SyncBreaker:Stage-Aware Multimodal Adversarial Attacks on Audio-Driven Talking Head Generation

Diffusion-based audio-driven talking-head generation enables realistic portrait animation, but also introduces risks of misuse, such as fraud and misinformation. Existing protection methods are largely limited to a single modality, and neither image-only nor audio-only attacks can effectively suppress speech-driven facial dynamics. To address this gap, we propose SyncBreaker, a stage-aware multimodal protection framework that jointly perturbs portrait and audio inputs under modality-specific perceptual constraints.

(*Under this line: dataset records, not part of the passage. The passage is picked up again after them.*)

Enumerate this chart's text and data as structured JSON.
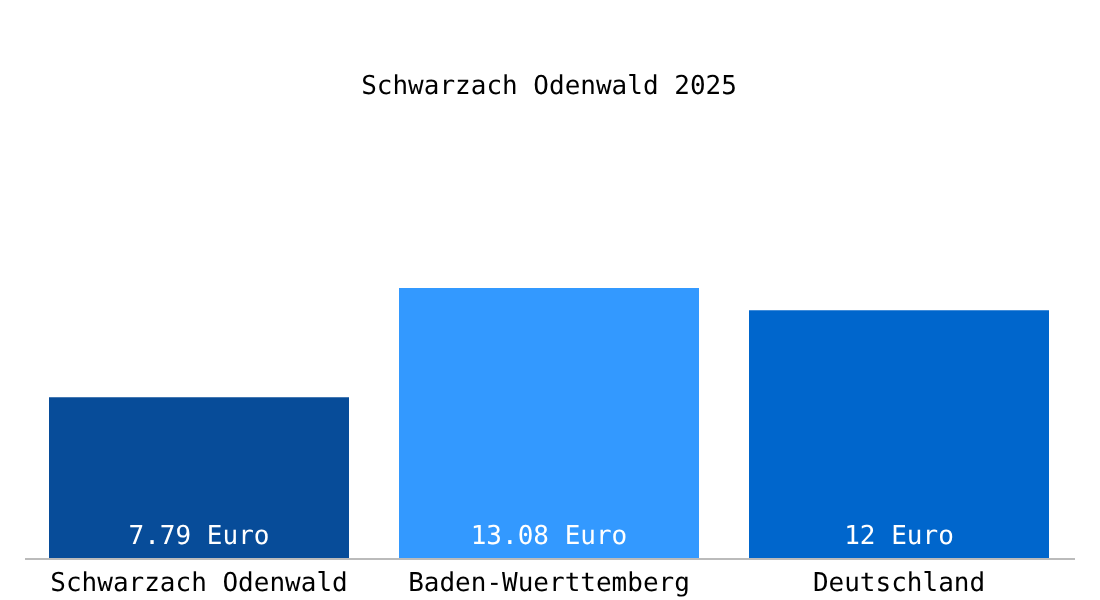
{
  "chart_data": {
    "type": "bar",
    "title": "Schwarzach Odenwald 2025",
    "categories": [
      "Schwarzach Odenwald",
      "Baden-Wuerttemberg",
      "Deutschland"
    ],
    "values": [
      7.79,
      13.08,
      12
    ],
    "colors": [
      "#074c99",
      "#3399ff",
      "#0066cc"
    ],
    "value_labels": [
      "7.79 Euro",
      "13.08 Euro",
      "12 Euro"
    ],
    "legend": false,
    "grid": false
  }
}
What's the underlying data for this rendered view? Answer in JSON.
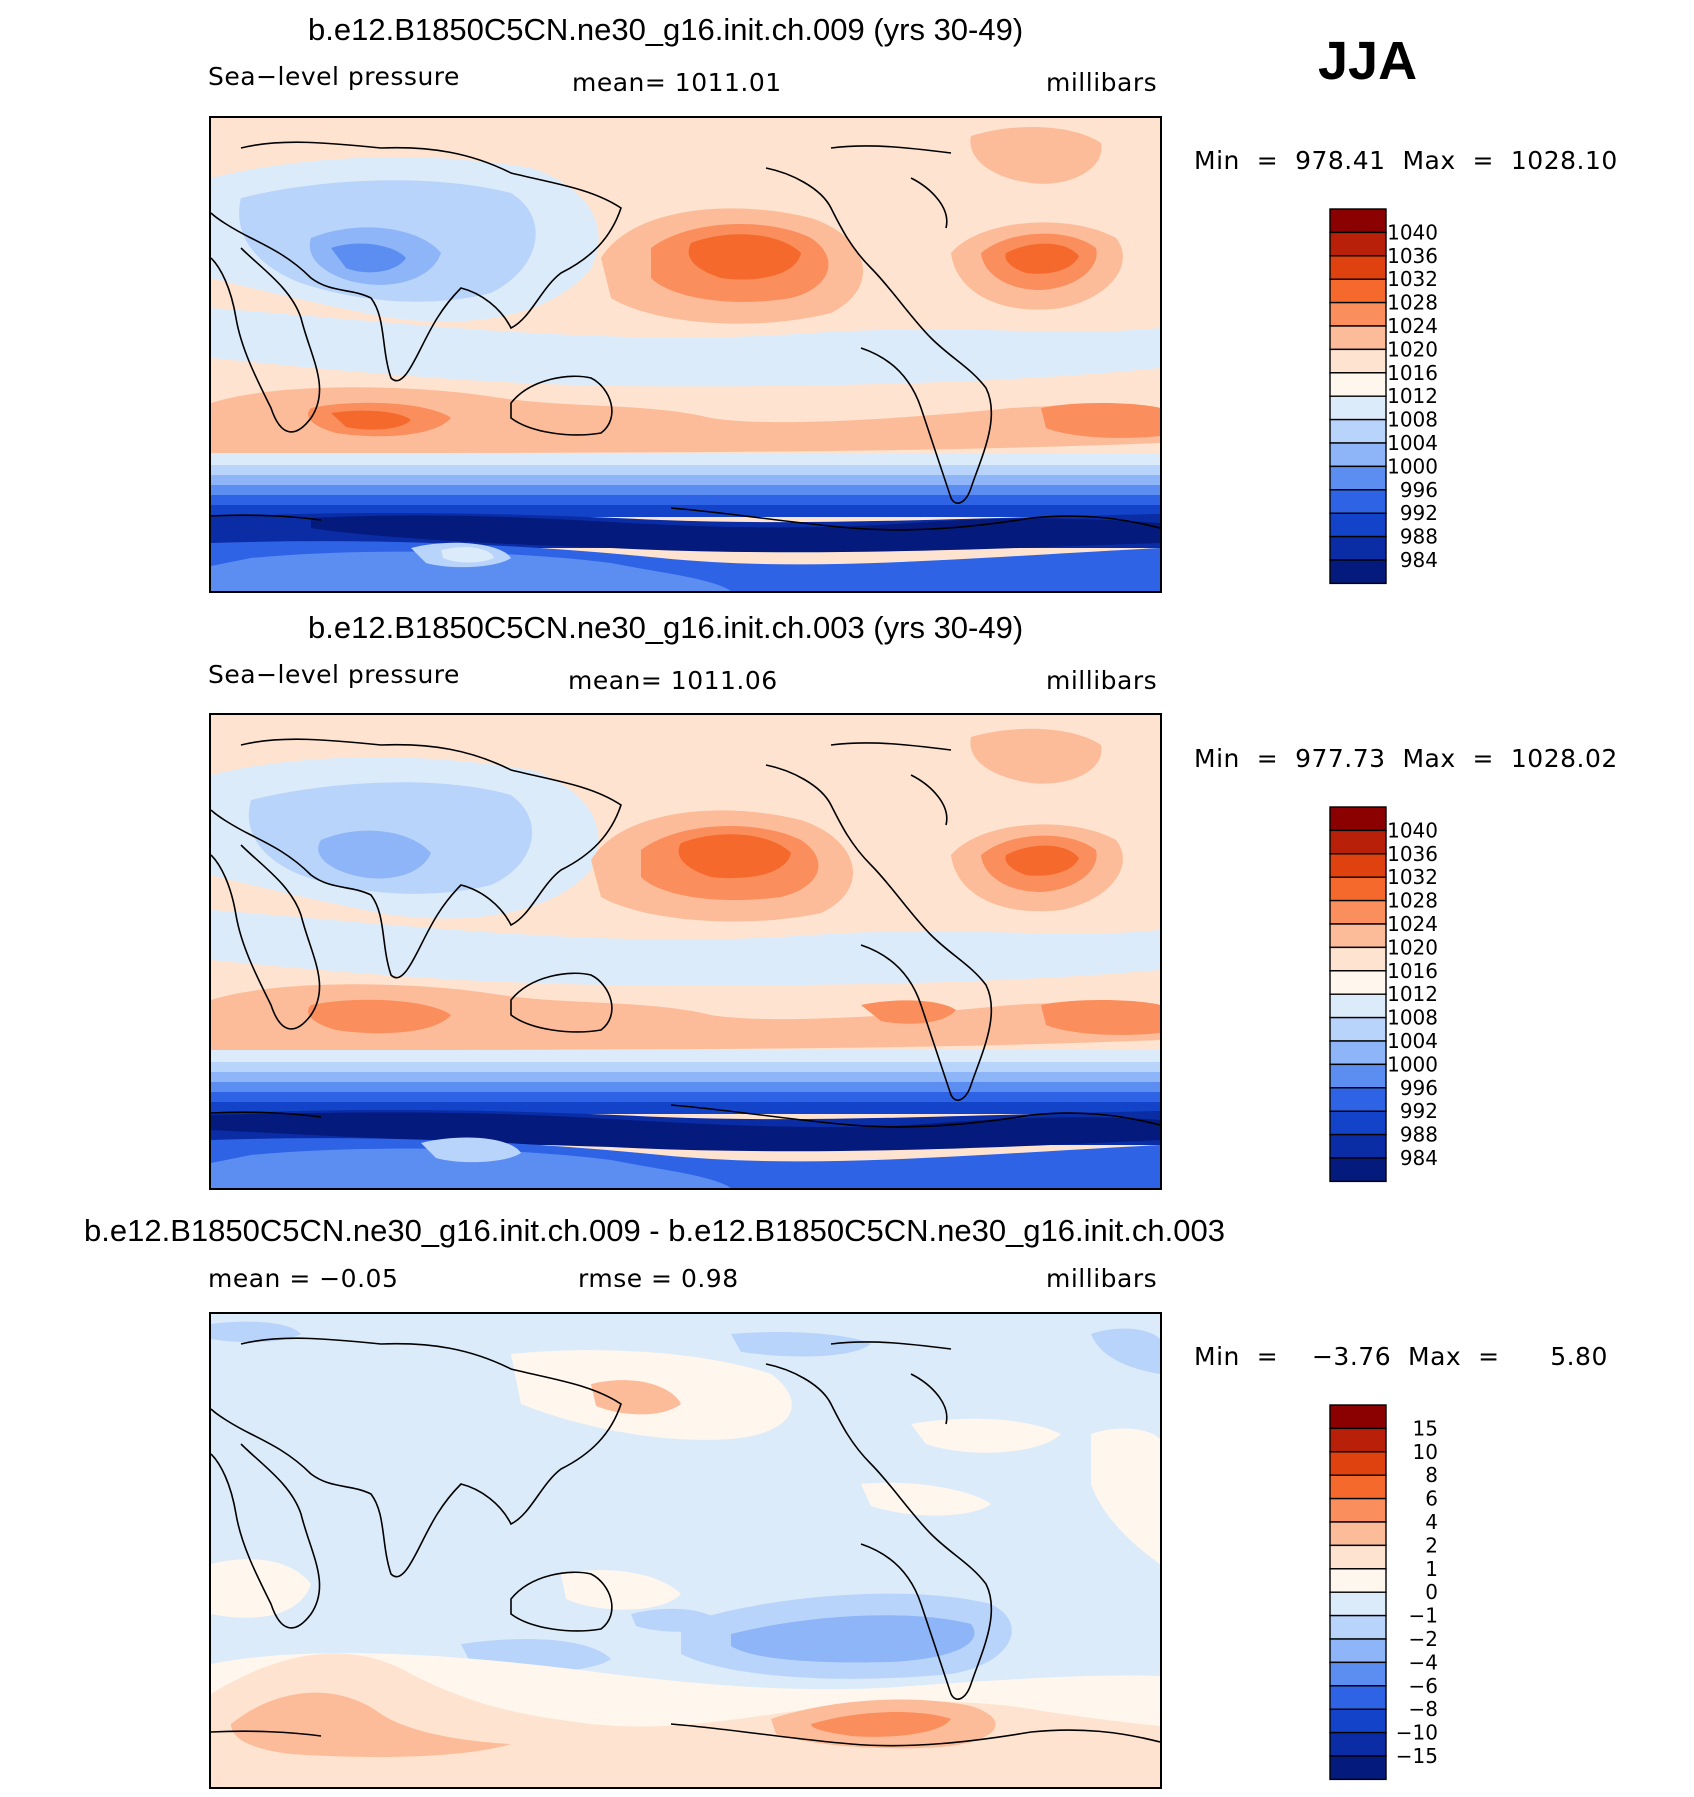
{
  "season": "JJA",
  "panels": [
    {
      "title": "b.e12.B1850C5CN.ne30_g16.init.ch.009 (yrs 30-49)",
      "left_label": "Sea−level pressure",
      "center_label": "mean=  1011.01",
      "units": "millibars",
      "minmax": "Min  =  978.41  Max  =  1028.10",
      "colorbar": {
        "labels": [
          "1040",
          "1036",
          "1032",
          "1028",
          "1024",
          "1020",
          "1016",
          "1012",
          "1008",
          "1004",
          "1000",
          "996",
          "992",
          "988",
          "984"
        ],
        "colors": [
          "#8b0000",
          "#b8200a",
          "#e0420f",
          "#f56a2c",
          "#fa8e5c",
          "#fdbc99",
          "#fee4d0",
          "#fff7ee",
          "#dcebfa",
          "#b9d4fb",
          "#8db5f7",
          "#5c8ef2",
          "#2f63e6",
          "#1243c8",
          "#0a2ca5",
          "#041a7c"
        ]
      },
      "chart_data": {
        "type": "heatmap",
        "title": "b.e12.B1850C5CN.ne30_g16.init.ch.009 (yrs 30-49)",
        "variable": "Sea−level pressure",
        "units": "millibars",
        "mean": 1011.01,
        "min": 978.41,
        "max": 1028.1,
        "contour_levels": [
          984,
          988,
          992,
          996,
          1000,
          1004,
          1008,
          1012,
          1016,
          1020,
          1024,
          1028,
          1032,
          1036,
          1040
        ]
      }
    },
    {
      "title": "b.e12.B1850C5CN.ne30_g16.init.ch.003 (yrs 30-49)",
      "left_label": "Sea−level pressure",
      "center_label": "mean=  1011.06",
      "units": "millibars",
      "minmax": "Min  =  977.73  Max  =  1028.02",
      "colorbar": {
        "labels": [
          "1040",
          "1036",
          "1032",
          "1028",
          "1024",
          "1020",
          "1016",
          "1012",
          "1008",
          "1004",
          "1000",
          "996",
          "992",
          "988",
          "984"
        ],
        "colors": [
          "#8b0000",
          "#b8200a",
          "#e0420f",
          "#f56a2c",
          "#fa8e5c",
          "#fdbc99",
          "#fee4d0",
          "#fff7ee",
          "#dcebfa",
          "#b9d4fb",
          "#8db5f7",
          "#5c8ef2",
          "#2f63e6",
          "#1243c8",
          "#0a2ca5",
          "#041a7c"
        ]
      },
      "chart_data": {
        "type": "heatmap",
        "title": "b.e12.B1850C5CN.ne30_g16.init.ch.003 (yrs 30-49)",
        "variable": "Sea−level pressure",
        "units": "millibars",
        "mean": 1011.06,
        "min": 977.73,
        "max": 1028.02,
        "contour_levels": [
          984,
          988,
          992,
          996,
          1000,
          1004,
          1008,
          1012,
          1016,
          1020,
          1024,
          1028,
          1032,
          1036,
          1040
        ]
      }
    },
    {
      "title": "b.e12.B1850C5CN.ne30_g16.init.ch.009 - b.e12.B1850C5CN.ne30_g16.init.ch.003",
      "left_label": "mean  =    −0.05",
      "center_label": "rmse  =      0.98",
      "units": "millibars",
      "minmax": "Min  =    −3.76  Max  =      5.80",
      "colorbar": {
        "labels": [
          "15",
          "10",
          "8",
          "6",
          "4",
          "2",
          "1",
          "0",
          "−1",
          "−2",
          "−4",
          "−6",
          "−8",
          "−10",
          "−15"
        ],
        "colors": [
          "#8b0000",
          "#b8200a",
          "#e0420f",
          "#f56a2c",
          "#fa8e5c",
          "#fdbc99",
          "#fee4d0",
          "#fff7ee",
          "#dcebfa",
          "#b9d4fb",
          "#8db5f7",
          "#5c8ef2",
          "#2f63e6",
          "#1243c8",
          "#0a2ca5",
          "#041a7c"
        ]
      },
      "chart_data": {
        "type": "heatmap",
        "title": "b.e12.B1850C5CN.ne30_g16.init.ch.009 - b.e12.B1850C5CN.ne30_g16.init.ch.003",
        "units": "millibars",
        "mean": -0.05,
        "rmse": 0.98,
        "min": -3.76,
        "max": 5.8,
        "contour_levels": [
          -15,
          -10,
          -8,
          -6,
          -4,
          -2,
          -1,
          0,
          1,
          2,
          4,
          6,
          8,
          10,
          15
        ]
      }
    }
  ]
}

Our key contributions are twofold. First, for the image stream, we introduce nullifying supervision with Multi-Interval Sampling (MIS) across diffusion stages to steer the generation toward the static reference portrait by aggregating guidance from multiple denoising intervals. Second, for the audio stream, we propose Cross-Attention Fooling (CAF), which suppresses interval-specific audio-conditioned cross-attention responses. Both streams are optimized independently and combined at inference time to enable flexible deployment. We evaluate SyncBreaker in a white-box proactive protection setting. Extensive experiments demonstrate that SyncBreaker more effectively degrades lip synchronization and facial dynamics than strong single-modality baselines, while preserving input perceptual quality and remaining robust under purification. Code: https://github.com/kitty384/SyncBreaker.

Key Contributions

Multi-Interval Sampling (MIS) with nullifying supervision across diffusion stages to steer generation toward static reference portrait
Cross-Attention Fooling (CAF) to suppress audio-conditioned cross-attention responses
Modality-independent optimization enabling flexible deployment of image-only, audio-only, or joint perturbations

🛡️ Threat Analysis

Input Manipulation Attack

Proposes adversarial perturbations applied to both image and audio inputs at inference time to cause generation failure (disrupting lip sync and facial dynamics). This is a proactive defense using adversarial examples to protect against misuse of talking-head generation models.

Output Integrity Attack

The paper's goal is to protect portrait and audio content from unauthorized deepfake synthesis by embedding imperceptible perturbations that disrupt generation. This is content protection/integrity — preventing AI models from misusing protected content to generate realistic deepfakes.